Kemudian bahan hukum sekunder terdiri dari bahan yang dipakai dalam menjelaskan tentang penelitian terdahulu, diantaranya yaitu buku-buku hukum, artikel ilmiah serta beberapa jurnal yang relavan dengan adanya isu hukum.

Analisa adalah suatu proses dalam bentuk penyederhanaan yang mudah dibaca dan dipahami untuk menemukan jawaban dari pokok masalah isu hukum. Dalam penelitian ini, analisa yang digunakan yaitu metode deduktif yang mana analisa tersebut menjelaskan suatu hal yang bersifat umum untuk dijadikannya sebuah kesimpulan tekait dengan pembatasan akses internet oleh pemerintah dalam perspektif Hak Asasi Manusia (HAM).

Hasil dan Pembahasan

Putusan Pengadilan Tata Usaha Negara Jakarta dengan nomor perkara 230/G/TF/2019/PTUN-JKT berisi tentang putusan dengan pertimbangan-pertimbangan dalam sengketa. Sengketa tersebut terjadi antara para penggugat yaitu Aliansi Jurnalis Independen (AJI) selaku dari penggugat pertama dan Pembela Kebebasan Berekspresi Asia Tenggara (SAFAnet) selaku dari penggugat kedua dengan melawan para tergugat yaitu Menteri Komunikasi dan Informasi Republik Indonesia selaku tergugat kesatu dan Presiden Republik Indonesia selaku tergugat kedua.
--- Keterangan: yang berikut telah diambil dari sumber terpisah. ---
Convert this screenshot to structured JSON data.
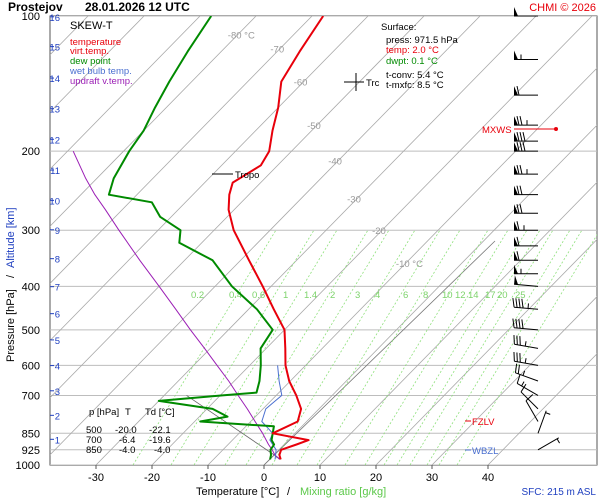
{
  "header": {
    "station": "Prostejov",
    "datetime": "28.01.2026 12 UTC",
    "credit": "CHMI © 2026"
  },
  "legend": {
    "title": "SKEW-T",
    "items": [
      {
        "label": "temperature",
        "color": "#e8000b"
      },
      {
        "label": "virt.temp.",
        "color": "#e8000b"
      },
      {
        "label": "dew point",
        "color": "#008a00"
      },
      {
        "label": "wet bulb temp.",
        "color": "#4a6fd0"
      },
      {
        "label": "updraft v.temp.",
        "color": "#9b1fb5"
      }
    ]
  },
  "surface": {
    "title": "Surface:",
    "press": "press: 971.5 hPa",
    "temp": "temp: 2.0 °C",
    "dwpt": "dwpt: 0.1 °C",
    "tconv": "t-conv: 5.4 °C",
    "tmxfc": "t-mxfc: 8.5 °C"
  },
  "labels": {
    "tropo": "Tropo",
    "trc": "Trc",
    "mxws": "MXWS",
    "fzlv": "FZLV",
    "wbzl": "WBZL",
    "sfc": "SFC: 215 m ASL",
    "ylabel_pressure": "Pressure [hPa]",
    "ylabel_sep": "/",
    "ylabel_altitude": "Altitude [km]",
    "xlabel_temp": "Temperature [°C]",
    "xlabel_sep": "/",
    "xlabel_mix": "Mixing ratio [g/kg]"
  },
  "table": {
    "header": [
      "p [hPa]",
      "T",
      "Td [°C]"
    ],
    "rows": [
      [
        "500",
        "-20.0",
        "-22.1"
      ],
      [
        "700",
        "-6.4",
        "-19.6"
      ],
      [
        "850",
        "-4.0",
        "-4.0"
      ]
    ]
  },
  "colors": {
    "temperature": "#e8000b",
    "dewpoint": "#008a00",
    "wetbulb": "#4a6fd0",
    "updraft": "#9b1fb5",
    "isotherm": "#a9a9a9",
    "mixing": "#8fe07c",
    "mixing_label": "#7dd36b",
    "altitude": "#2040c0"
  },
  "chart_data": {
    "type": "skew-t",
    "x_ticks": [
      -30,
      -20,
      -10,
      0,
      10,
      20,
      30,
      40
    ],
    "pressure_ticks": [
      100,
      200,
      300,
      400,
      500,
      600,
      700,
      850,
      925,
      1000
    ],
    "altitude_ticks_km": [
      1,
      2,
      3,
      4,
      5,
      6,
      7,
      8,
      9,
      10,
      11,
      12,
      13,
      14,
      15,
      16
    ],
    "isotherm_labels": [
      -80,
      -70,
      -60,
      -50,
      -40,
      -30,
      -20,
      -10
    ],
    "isotherm_label_texts": [
      "-80 °C",
      "-70",
      "-60",
      "-50",
      "-40",
      "-30",
      "-20",
      "-10 °C"
    ],
    "mixing_ratios": [
      0.2,
      0.4,
      0.6,
      1,
      1.4,
      2,
      3,
      4,
      6,
      8,
      10,
      12,
      14,
      17,
      20,
      25
    ],
    "mixing_ratio_labels": [
      "0.2",
      "0.4",
      "0.6",
      "1",
      "1.4",
      "2",
      "3",
      "4",
      "6",
      "8",
      "10",
      "12",
      "14",
      "17",
      "20",
      "25"
    ],
    "temperature": [
      [
        971.5,
        2.0
      ],
      [
        950,
        1.0
      ],
      [
        925,
        0.4
      ],
      [
        900,
        2.2
      ],
      [
        880,
        3.6
      ],
      [
        850,
        -4.0
      ],
      [
        800,
        -1.6
      ],
      [
        750,
        -3.2
      ],
      [
        700,
        -6.4
      ],
      [
        650,
        -10.2
      ],
      [
        600,
        -13.6
      ],
      [
        550,
        -16.6
      ],
      [
        500,
        -20.0
      ],
      [
        450,
        -25.5
      ],
      [
        400,
        -31.5
      ],
      [
        350,
        -38.5
      ],
      [
        300,
        -46.5
      ],
      [
        270,
        -51.0
      ],
      [
        250,
        -53.5
      ],
      [
        235,
        -55.0
      ],
      [
        215,
        -53.0
      ],
      [
        200,
        -54.0
      ],
      [
        180,
        -57.0
      ],
      [
        160,
        -60.0
      ],
      [
        140,
        -64.0
      ],
      [
        120,
        -66.0
      ],
      [
        100,
        -68.0
      ]
    ],
    "dewpoint": [
      [
        971.5,
        0.1
      ],
      [
        950,
        -0.5
      ],
      [
        925,
        -1.5
      ],
      [
        900,
        -1.8
      ],
      [
        880,
        -3.0
      ],
      [
        850,
        -4.0
      ],
      [
        820,
        -5.0
      ],
      [
        800,
        -19.0
      ],
      [
        780,
        -15.0
      ],
      [
        750,
        -19.0
      ],
      [
        720,
        -30.0
      ],
      [
        700,
        -19.6
      ],
      [
        690,
        -14.0
      ],
      [
        650,
        -15.5
      ],
      [
        600,
        -18.0
      ],
      [
        550,
        -21.0
      ],
      [
        500,
        -22.1
      ],
      [
        450,
        -28.5
      ],
      [
        400,
        -37.0
      ],
      [
        350,
        -45.0
      ],
      [
        320,
        -54.0
      ],
      [
        300,
        -56.0
      ],
      [
        280,
        -62.0
      ],
      [
        260,
        -66.0
      ],
      [
        250,
        -75.0
      ],
      [
        230,
        -77.0
      ],
      [
        200,
        -79.0
      ],
      [
        180,
        -80.0
      ],
      [
        160,
        -82.0
      ],
      [
        140,
        -84.0
      ],
      [
        120,
        -86.0
      ],
      [
        100,
        -88.0
      ]
    ],
    "wetbulb": [
      [
        971.5,
        1.0
      ],
      [
        925,
        -0.5
      ],
      [
        880,
        -3.3
      ],
      [
        850,
        -4.0
      ],
      [
        800,
        -8.0
      ],
      [
        750,
        -9.5
      ],
      [
        700,
        -9.0
      ],
      [
        650,
        -12.0
      ],
      [
        600,
        -15.0
      ]
    ],
    "updraft_vtemp": [
      [
        971.5,
        1.8
      ],
      [
        950,
        0.2
      ],
      [
        925,
        -1.2
      ],
      [
        900,
        -2.8
      ],
      [
        850,
        -5.8
      ],
      [
        800,
        -9.2
      ],
      [
        750,
        -12.8
      ],
      [
        700,
        -16.8
      ],
      [
        650,
        -21.0
      ],
      [
        600,
        -25.8
      ],
      [
        550,
        -31.0
      ],
      [
        500,
        -36.8
      ],
      [
        450,
        -43.0
      ],
      [
        400,
        -50.0
      ],
      [
        350,
        -58.0
      ],
      [
        300,
        -67.0
      ],
      [
        270,
        -73.0
      ],
      [
        250,
        -77.5
      ],
      [
        230,
        -82.0
      ],
      [
        200,
        -89.0
      ]
    ],
    "dry_adiabat_sfc": [
      [
        971.5,
        2.0
      ],
      [
        700,
        -26.0
      ]
    ],
    "wind_barbs": [
      {
        "p": 100,
        "dir": 270,
        "kt": 50
      },
      {
        "p": 125,
        "dir": 270,
        "kt": 55
      },
      {
        "p": 150,
        "dir": 270,
        "kt": 60
      },
      {
        "p": 175,
        "dir": 270,
        "kt": 75
      },
      {
        "p": 190,
        "dir": 270,
        "kt": 80
      },
      {
        "p": 200,
        "dir": 270,
        "kt": 80
      },
      {
        "p": 225,
        "dir": 270,
        "kt": 75
      },
      {
        "p": 250,
        "dir": 270,
        "kt": 70
      },
      {
        "p": 275,
        "dir": 270,
        "kt": 70
      },
      {
        "p": 300,
        "dir": 270,
        "kt": 65
      },
      {
        "p": 325,
        "dir": 270,
        "kt": 60
      },
      {
        "p": 350,
        "dir": 270,
        "kt": 60
      },
      {
        "p": 375,
        "dir": 270,
        "kt": 55
      },
      {
        "p": 400,
        "dir": 275,
        "kt": 50
      },
      {
        "p": 450,
        "dir": 275,
        "kt": 45
      },
      {
        "p": 500,
        "dir": 275,
        "kt": 40
      },
      {
        "p": 550,
        "dir": 280,
        "kt": 35
      },
      {
        "p": 600,
        "dir": 280,
        "kt": 35
      },
      {
        "p": 650,
        "dir": 290,
        "kt": 25
      },
      {
        "p": 700,
        "dir": 300,
        "kt": 15
      },
      {
        "p": 750,
        "dir": 315,
        "kt": 10
      },
      {
        "p": 800,
        "dir": 330,
        "kt": 10
      },
      {
        "p": 850,
        "dir": 20,
        "kt": 5
      },
      {
        "p": 925,
        "dir": 60,
        "kt": 5
      }
    ]
  }
}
Dalam putusan nomor 230/G/TF/2019/PTUN-JKT yang menjadi objek gugatan tersebut ialah tindakan pemerintah dalam melakukan pembatasan dan pemutusan akses jaringan internet di Papua dan Papua Barat pada tanggal 14 Agustus 2019 sampai dengan tanggal 09 September 2019. Jika dilihat dari adanya objek gugatan, maka tindakan pemerintah merupakan tindakan terhadap pembatasan Hak Asasi Manusia dalam melakukan kebebasan berekspresi yang seharusnya tindakan tersebut dapat dilakukan apabila adanya suatu keadaan bahaya atau keadaan darurat yang sesuai dengan legatitas yang berlaku.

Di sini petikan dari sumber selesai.